Content Specialist in diritto, fisco e immobilare

Esperta di diritto, sul web collabora con diverse riviste occupandosi del settore immobiliare e fiscale.

Pubblicato: 9 Novembre 2024 09:00

Con l’avvicinarsi dell’inverno e l’accensione degli impianti di riscaldamento molti proprietari di immobili situati in condominio sono indotti a prendere in considerazione l’idea di distaccarsi dall’impianto di riscaldamento centralizzato, al fine di ottenere un risparmio sui consumi, negli ultimi tempi sempre più elevati, e una maggiore flessibilità in merito alle modalità e alle fasce di accensione delle caldaie.

A seguito della riforma del condominio attuata nel 2012 è la legge stessa a consentire al singolo condomino di distaccarsi dall’impianto centralizzato e di dotarsi di un impianto autonomo, al fine di potersi autogestire. Tale facoltà è prevista e disciplinata dall’articolo 1118 del codice civile che subordina la rinuncia all’utilizzo dell’impianto comune al rispetto di determinate condizioni.

La possibilità è confermata da numerose pronunce dei Giudici di merito e della Corte di Cassazione che, di volta in volta, ne circoscrivono l’ambito di validità, identificando le condizioni cui tale intervento sulle parti comuni è ammesso (sentenze Corte di Cassazione 11815/2020, 26185/2023).

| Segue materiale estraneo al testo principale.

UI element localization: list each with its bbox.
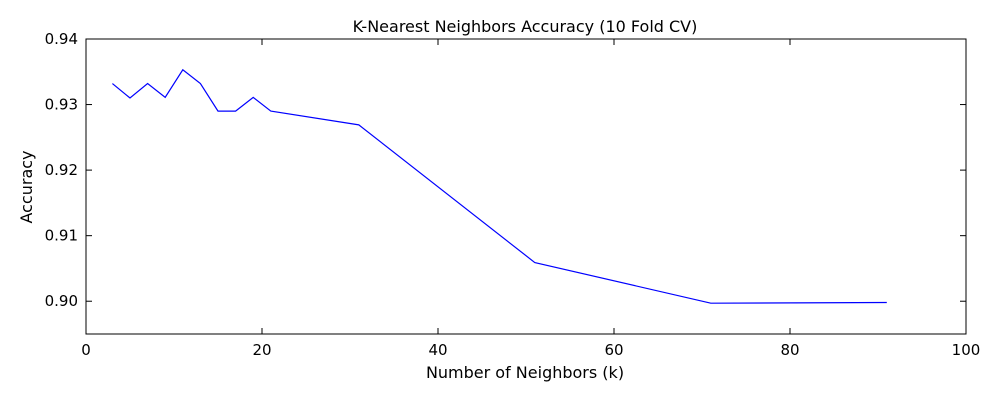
x-axis-label: Number of Neighbors (k) (426, 363, 624, 382)
plot-area (112, 68, 887, 304)
x-tick-label: 80 (780, 341, 799, 359)
y-tick-label: 0.91 (45, 227, 78, 245)
y-axis-ticks: 0.90 0.91 0.92 0.93 0.94 (45, 30, 966, 310)
y-tick-label: 0.90 (45, 292, 78, 310)
chart-title: K-Nearest Neighbors Accuracy (10 Fold CV… (353, 17, 698, 36)
y-axis-label: Accuracy (17, 150, 36, 223)
series-line-0 (112, 68, 887, 304)
x-axis-ticks: 0 20 40 60 80 100 (81, 39, 980, 359)
y-tick-label: 0.93 (45, 96, 78, 114)
y-tick-label: 0.92 (45, 161, 78, 179)
x-tick-label: 60 (604, 341, 623, 359)
x-tick-label: 20 (252, 341, 271, 359)
x-tick-label: 40 (428, 341, 447, 359)
x-tick-label: 0 (81, 341, 91, 359)
y-tick-label: 0.94 (45, 30, 78, 48)
x-tick-label: 100 (952, 341, 981, 359)
axes-frame (85, 38, 967, 335)
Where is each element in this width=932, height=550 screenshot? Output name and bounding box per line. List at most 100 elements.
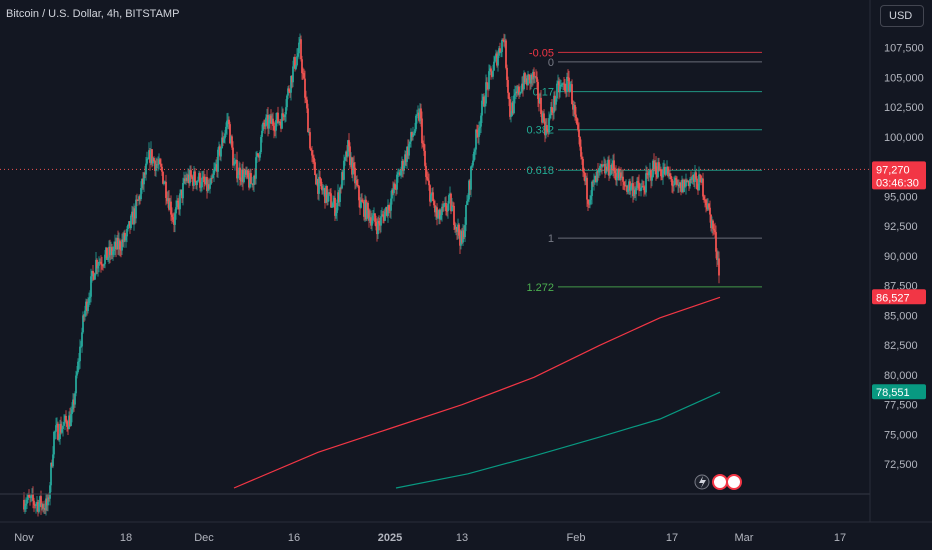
candle-body (336, 203, 338, 213)
candle-body (447, 203, 449, 212)
candle-body (614, 170, 616, 174)
candle-body (626, 185, 628, 192)
candle-body (378, 220, 380, 224)
candle-body (513, 95, 515, 114)
candle-body (603, 164, 605, 166)
candle-body (715, 232, 717, 252)
candle-body (328, 192, 330, 195)
candle-body (511, 102, 513, 117)
candle-body (227, 119, 229, 121)
candle-body (171, 214, 173, 218)
candle-body (77, 361, 79, 373)
candle-body (75, 375, 77, 394)
candle-body (405, 154, 407, 162)
price-tick-label: 72,500 (884, 459, 918, 471)
candle-body (163, 183, 165, 185)
candle-body (53, 431, 55, 455)
candle-body (515, 91, 517, 94)
candle-body (134, 208, 136, 219)
candle-body (399, 172, 401, 176)
candle-body (205, 177, 207, 184)
candle-body (423, 143, 425, 151)
event-icons[interactable] (694, 474, 742, 490)
candle-body (552, 112, 554, 113)
candle-body (347, 140, 349, 157)
candle-body (532, 71, 534, 80)
candle-body (341, 172, 343, 189)
candle-body (569, 84, 571, 92)
candle-body (464, 224, 466, 238)
candle-body (598, 168, 600, 173)
symbol-title[interactable]: Bitcoin / U.S. Dollar, 4h, BITSTAMP (6, 8, 180, 20)
candle-body (46, 498, 48, 506)
candle-body (483, 96, 485, 107)
candle-body (262, 123, 264, 131)
candle-body (310, 148, 312, 151)
candle-body (636, 181, 638, 188)
candle-body (579, 137, 581, 147)
candle-body (37, 502, 39, 512)
candle-body (151, 149, 153, 164)
currency-button[interactable]: USD (880, 5, 924, 27)
candle-body (537, 81, 539, 99)
candle-body (351, 157, 353, 175)
candle-body (594, 175, 596, 180)
candle-body (65, 415, 67, 422)
candle-body (263, 123, 265, 125)
candle-body (518, 86, 520, 95)
candle-body (402, 160, 404, 171)
us-flag-event-icon[interactable] (712, 474, 728, 490)
candle-body (647, 174, 649, 176)
candle-body (519, 92, 521, 95)
candle-body (491, 71, 493, 77)
candle-body (499, 48, 501, 53)
candle-body (204, 182, 206, 184)
candle-body (299, 39, 301, 43)
candle-body (363, 201, 365, 217)
candle-body (437, 217, 439, 219)
price-tick-label: 102,500 (884, 102, 924, 114)
candle-body (277, 112, 279, 123)
candle-body (523, 73, 525, 90)
candle-body (444, 202, 446, 205)
candle-body (531, 74, 533, 80)
candle-body (69, 415, 71, 427)
candle-body (250, 173, 252, 184)
candle-body (687, 180, 689, 182)
candle-body (514, 93, 516, 96)
candle-body (71, 409, 73, 415)
fib-level-label: 0.618 (526, 165, 554, 177)
candle-body (123, 232, 125, 243)
candle-body (460, 231, 462, 246)
candle-body (384, 211, 386, 221)
candle-body (420, 108, 422, 119)
candle-body (699, 174, 701, 176)
price-label-text: 78,551 (876, 387, 910, 399)
candle-body (118, 240, 120, 250)
candle-body (693, 174, 695, 182)
candle-body (533, 71, 535, 78)
candle-body (139, 196, 141, 200)
candle-body (105, 247, 107, 255)
candle-body (360, 199, 362, 208)
time-tick-label: 13 (456, 532, 468, 544)
candle-body (711, 220, 713, 229)
candle-body (86, 301, 88, 312)
time-axis[interactable]: Nov 18 Dec 16 2025 13 Feb 17 Mar 17 (14, 532, 846, 544)
candle-body (34, 504, 36, 506)
candle-body (36, 502, 38, 505)
candle-body (643, 186, 645, 191)
candle-body (369, 217, 371, 221)
candle-body (422, 143, 424, 144)
candle-body (566, 76, 568, 92)
candle-body (471, 165, 473, 167)
candle-body (439, 209, 441, 220)
candle-body (281, 113, 283, 129)
candle-body (379, 223, 381, 226)
fib-level-label: 0 (548, 57, 554, 69)
candle-body (534, 76, 536, 78)
us-flag-event-icon[interactable] (726, 474, 742, 490)
candle-body (324, 188, 326, 204)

A prescindere dal rispetto dei requisiti richiesti, il dibattito in ambito condominiale, spesso motivo di contenziosi, concerne, anche la partecipazione o meno alle spese di gestione del servizio del condomino distaccatosi.

Non è tutto. Conflitti sorgono infatti anche in merito alla validità o meno di una clausola contenuta nel regolamento condominiale, sia pure di contrattuale, che possa vietare ai condomini di scollegarsi dal suddetto impianto.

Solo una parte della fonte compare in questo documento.